Regarding low frequent HPV genotypes, two samples with HSIL lesions were infected with HPV53. In a study in Korea, Yung-Taek et al. found that HPV 53 was the most prevalent genotype in healthy women (1). Halec et al. reported that mono-infection of HPV 53 in the cervical lesion could activate the same cellular pathways as carcinogenic HR-HPV types; therefore, those women infected with this genotype may finally progress to cervical cancer (32). Also, we found that 2.4% of HSIL grade and 4.2% of SCC grade are infected with HPV type 6 as a low-risk HPV type. In this accordance, Heydari et al. reported that 1.9% of SCC grade were infected with HPV6 (28).

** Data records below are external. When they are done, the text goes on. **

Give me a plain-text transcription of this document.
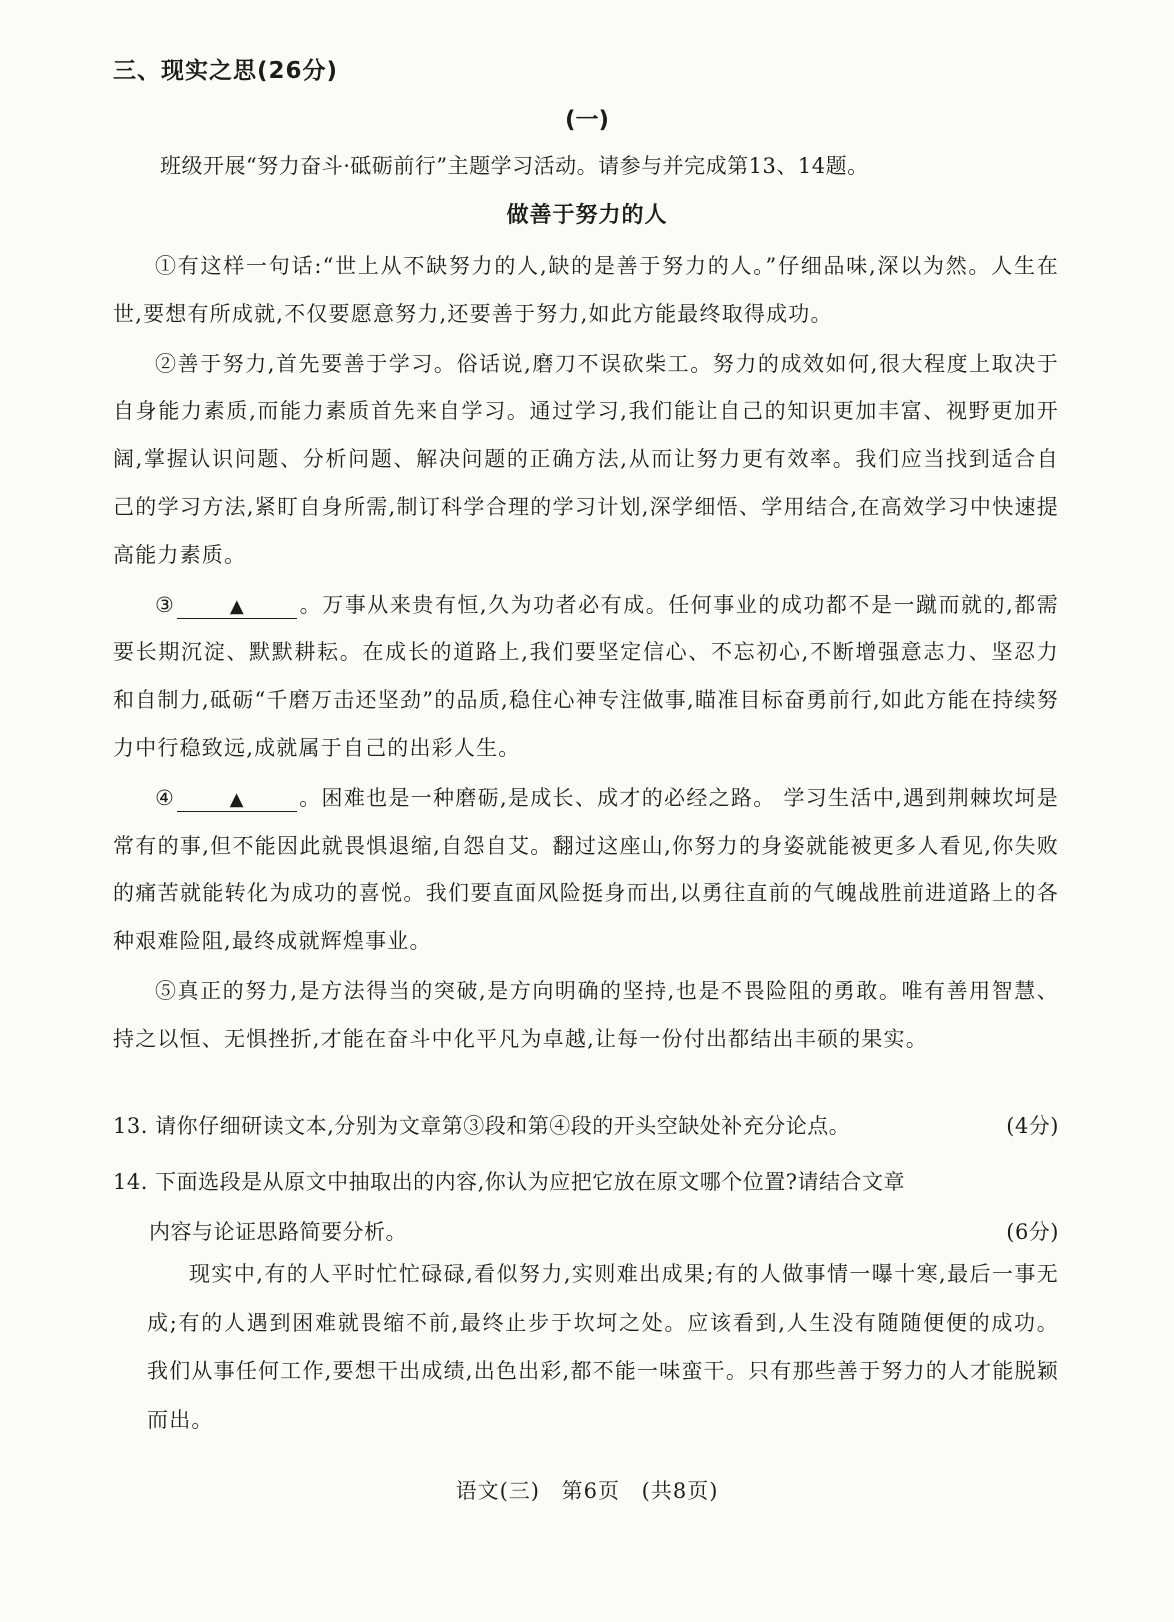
三、现实之思(26分)
(一)
班级开展“努力奋斗·砥砺前行”主题学习活动。请参与并完成第13、14题。
做善于努力的人

①有这样一句话:“世上从不缺努力的人,缺的是善于努力的人。”仔细品味,深以为然。人生在世,要想有所成就,不仅要愿意努力,还要善于努力,如此方能最终取得成功。

②善于努力,首先要善于学习。俗话说,磨刀不误砍柴工。努力的成效如何,很大程度上取决于自身能力素质,而能力素质首先来自学习。通过学习,我们能让自己的知识更加丰富、视野更加开阔,掌握认识问题、分析问题、解决问题的正确方法,从而让努力更有效率。我们应当找到适合自己的学习方法,紧盯自身所需,制订科学合理的学习计划,深学细悟、学用结合,在高效学习中快速提高能力素质。

③	▲	。万事从来贵有恒,久为功者必有成。任何事业的成功都不是一蹴而就的,都需要长期沉淀、默默耕耘。在成长的道路上,我们要坚定信心、不忘初心,不断增强意志力、坚忍力和自制力,砥砺“千磨万击还坚劲”的品质,稳住心神专注做事,瞄准目标奋勇前行,如此方能在持续努力中行稳致远,成就属于自己的出彩人生。

④	▲	。困难也是一种磨砺,是成长、成才的必经之路。 学习生活中,遇到荆棘坎坷是常有的事,但不能因此就畏惧退缩,自怨自艾。翻过这座山,你努力的身姿就能被更多人看见,你失败的痛苦就能转化为成功的喜悦。我们要直面风险挺身而出,以勇往直前的气魄战胜前进道路上的各种艰难险阻,最终成就辉煌事业。

⑤真正的努力,是方法得当的突破,是方向明确的坚持,也是不畏险阻的勇敢。唯有善用智慧、持之以恒、无惧挫折,才能在奋斗中化平凡为卓越,让每一份付出都结出丰硕的果实。

13. 请你仔细研读文本,分别为文章第③段和第④段的开头空缺处补充分论点。	(4分)
14. 下面选段是从原文中抽取出的内容,你认为应把它放在原文哪个位置?请结合文章
内容与论证思路简要分析。	(6分)
现实中,有的人平时忙忙碌碌,看似努力,实则难出成果;有的人做事情一曝十寒,最后一事无成;有的人遇到困难就畏缩不前,最终止步于坎坷之处。应该看到,人生没有随随便便的成功。我们从事任何工作,要想干出成绩,出色出彩,都不能一味蛮干。只有那些善于努力的人才能脱颖而出。
语文(三) 第6页 (共8页)
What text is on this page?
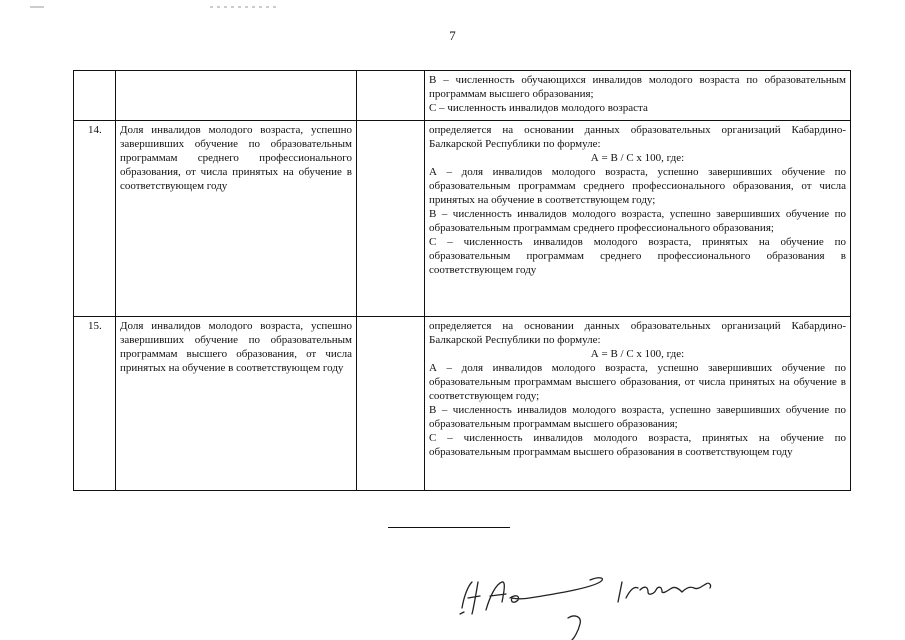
7

			В – численность обучающихся инвалидов молодого возраста по образовательным программам высшего образования;
С – численность инвалидов молодого возраста

14.	Доля инвалидов молодого возраста, успешно завершивших обучение по образовательным программам среднего профессионального образования, от числа принятых на обучение в соответствующем году		определяется на основании данных образовательных организаций Кабардино-Балкарской Республики по формуле:
А = В / С х 100, где:
А – доля инвалидов молодого возраста, успешно завершивших обучение по образовательным программам среднего профессионального образования, от числа принятых на обучение в соответствующем году;
В – численность инвалидов молодого возраста, успешно завершивших обучение по образовательным программам среднего профессионального образования;
С – численность инвалидов молодого возраста, принятых на обучение по образовательным программам среднего профессионального образования в соответствующем году

15.	Доля инвалидов молодого возраста, успешно завершивших обучение по образовательным программам высшего образования, от числа принятых на обучение в соответствующем году		определяется на основании данных образовательных организаций Кабардино-Балкарской Республики по формуле:
А = В / С х 100, где:
А – доля инвалидов молодого возраста, успешно завершивших обучение по образовательным программам высшего образования, от числа принятых на обучение в соответствующем году;
В – численность инвалидов молодого возраста, успешно завершивших обучение по образовательным программам высшего образования;
С – численность инвалидов молодого возраста, принятых на обучение по образовательным программам высшего образования в соответствующем году
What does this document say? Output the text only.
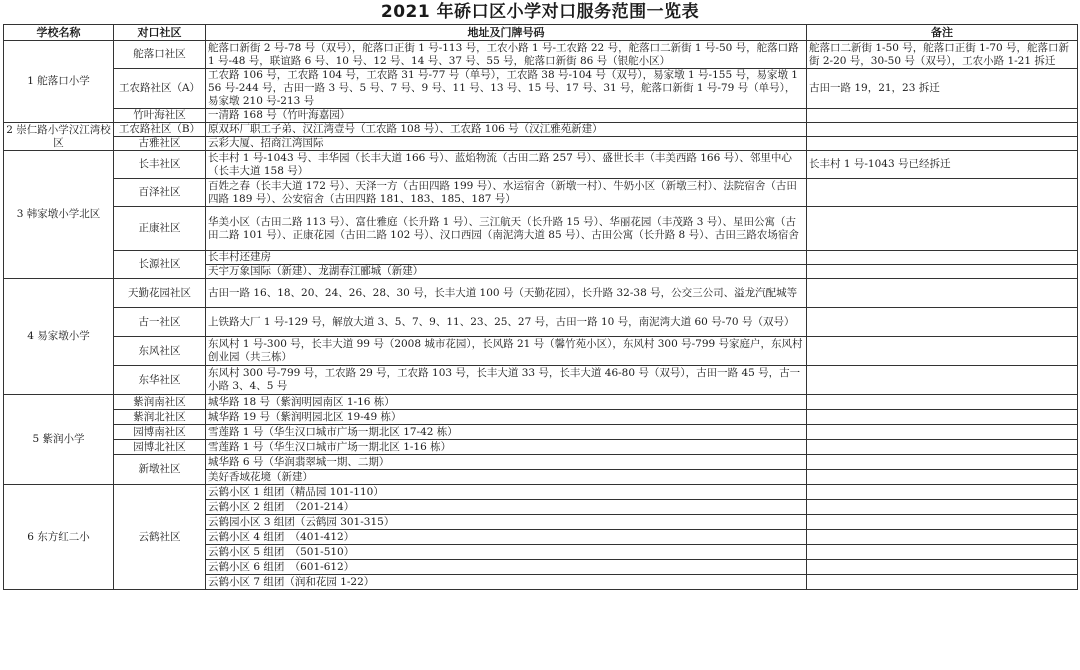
2021 年硚口区小学对口服务范围一览表
学校名称	对口社区	地址及门牌号码	备注
1 舵落口小学	舵落口社区	舵落口新街 2 号-78 号（双号），舵落口正街 1 号-113 号，工农小路 1 号-工农路 22 号，舵落口二新街 1 号-50 号，舵落口路 1 号-48 号，联谊路 6 号、10 号、12 号、14 号、37 号、55 号，舵落口新街 86 号（银舵小区）	舵落口二新街 1-50 号，舵落口正街 1-70 号，舵落口新街 2-20 号，30-50 号（双号），工农小路 1-21 拆迁
	工农路社区（A）	工农路 106 号，工农路 104 号，工农路 31 号-77 号（单号），工农路 38 号-104 号（双号），易家墩 1 号-155 号，易家墩 156 号-244 号，古田一路 3 号、5 号、7 号、9 号、11 号、13 号、15 号、17 号、31 号，舵落口新街 1 号-79 号（单号），易家墩 210 号-213 号	古田一路 19，21，23 拆迁
	竹叶海社区	一清路 168 号（竹叶海嘉园）	
2 崇仁路小学汉江湾校区	工农路社区（B）	原双环厂职工子弟、汉江湾壹号（工农路 108 号）、工农路 106 号（汉江雅苑新建）	
	古雅社区	云彩大厦、招商江湾国际	
3 韩家墩小学北区	长丰社区	长丰村 1 号-1043 号、丰华园（长丰大道 166 号）、蓝焰物流（古田二路 257 号）、盛世长丰（丰美西路 166 号）、邻里中心（长丰大道 158 号）	长丰村 1 号-1043 号已经拆迁
	百泽社区	百姓之春（长丰大道 172 号）、天泽一方（古田四路 199 号）、水运宿舍（新墩一村）、牛奶小区（新墩三村）、法院宿舍（古田四路 189 号）、公安宿舍（古田四路 181、183、185、187 号）	
	正康社区	华美小区（古田二路 113 号）、富仕雅庭（长升路 1 号）、三江航天（长升路 15 号）、华丽花园（丰茂路 3 号）、星田公寓（古田二路 101 号）、正康花园（古田二路 102 号）、汉口西园（南泥湾大道 85 号）、古田公寓（长升路 8 号）、古田三路农场宿舍	
	长源社区	长丰村还建房	
		天宇万象国际（新建）、龙湖春江郦城（新建）	
4 易家墩小学	天勤花园社区	古田一路 16、18、20、24、26、28、30 号，长丰大道 100 号（天勤花园），长升路 32-38 号，公交三公司、溢龙汽配城等	
	古一社区	上铁路大厂 1 号-129 号，解放大道 3、5、7、9、11、23、25、27 号，古田一路 10 号，南泥湾大道 60 号-70 号（双号）	
	东风社区	东风村 1 号-300 号，长丰大道 99 号（2008 城市花园），长风路 21 号（馨竹苑小区），东风村 300 号-799 号家庭户，东风村创业园（共三栋）	
	东华社区	东风村 300 号-799 号，工农路 29 号，工农路 103 号，长丰大道 33 号，长丰大道 46-80 号（双号），古田一路 45 号，古一小路 3、4、5 号	
5 紫润小学	紫润南社区	城华路 18 号（紫润明园南区 1-16 栋）	
	紫润北社区	城华路 19 号（紫润明园北区 19-49 栋）	
	园博南社区	雪莲路 1 号（华生汉口城市广场一期北区 17-42 栋）	
	园博北社区	雪莲路 1 号（华生汉口城市广场一期北区 1-16 栋）	
	新墩社区	城华路 6 号（华润翡翠城一期、二期）	
		美好香域花境（新建）	
6 东方红二小	云鹤社区	云鹤小区 1 组团（精品园 101-110）	
		云鹤小区 2 组团　（201-214）	
		云鹤园小区 3 组团（云鹤园 301-315）	
		云鹤小区 4 组团　（401-412）	
		云鹤小区 5 组团　（501-510）	
		云鹤小区 6 组团　（601-612）	
		云鹤小区 7 组团（润和花园 1-22）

Our results show that HPV 16 and 18 were the most prevalent genotype among different grades. HPV genotypes 31, 51, and 53 were also detected in a few cases, which might need more attention in HPV screening and prevention programs. Besides, our study demonstrated that more sensitive molecular methods could give more accurate results about HPV genotype prevalence, especially in multiple HPV infections. Furthermore, a higher frequency of co-infections in all grades may imply the importance of using duplex real-time PCR assay
The limitations of our study were the relatively small sample size for different studied groups, particularly the ADC group, which can be overcome in future studies by considering a larger sample size.
The Medical Ethics Committee of the Shiraz University of Medical Sciences has approved the study (IR.sums.med.rec.1397.306).
None.
Conflicts of Interest
The authors declared no conflict of interest.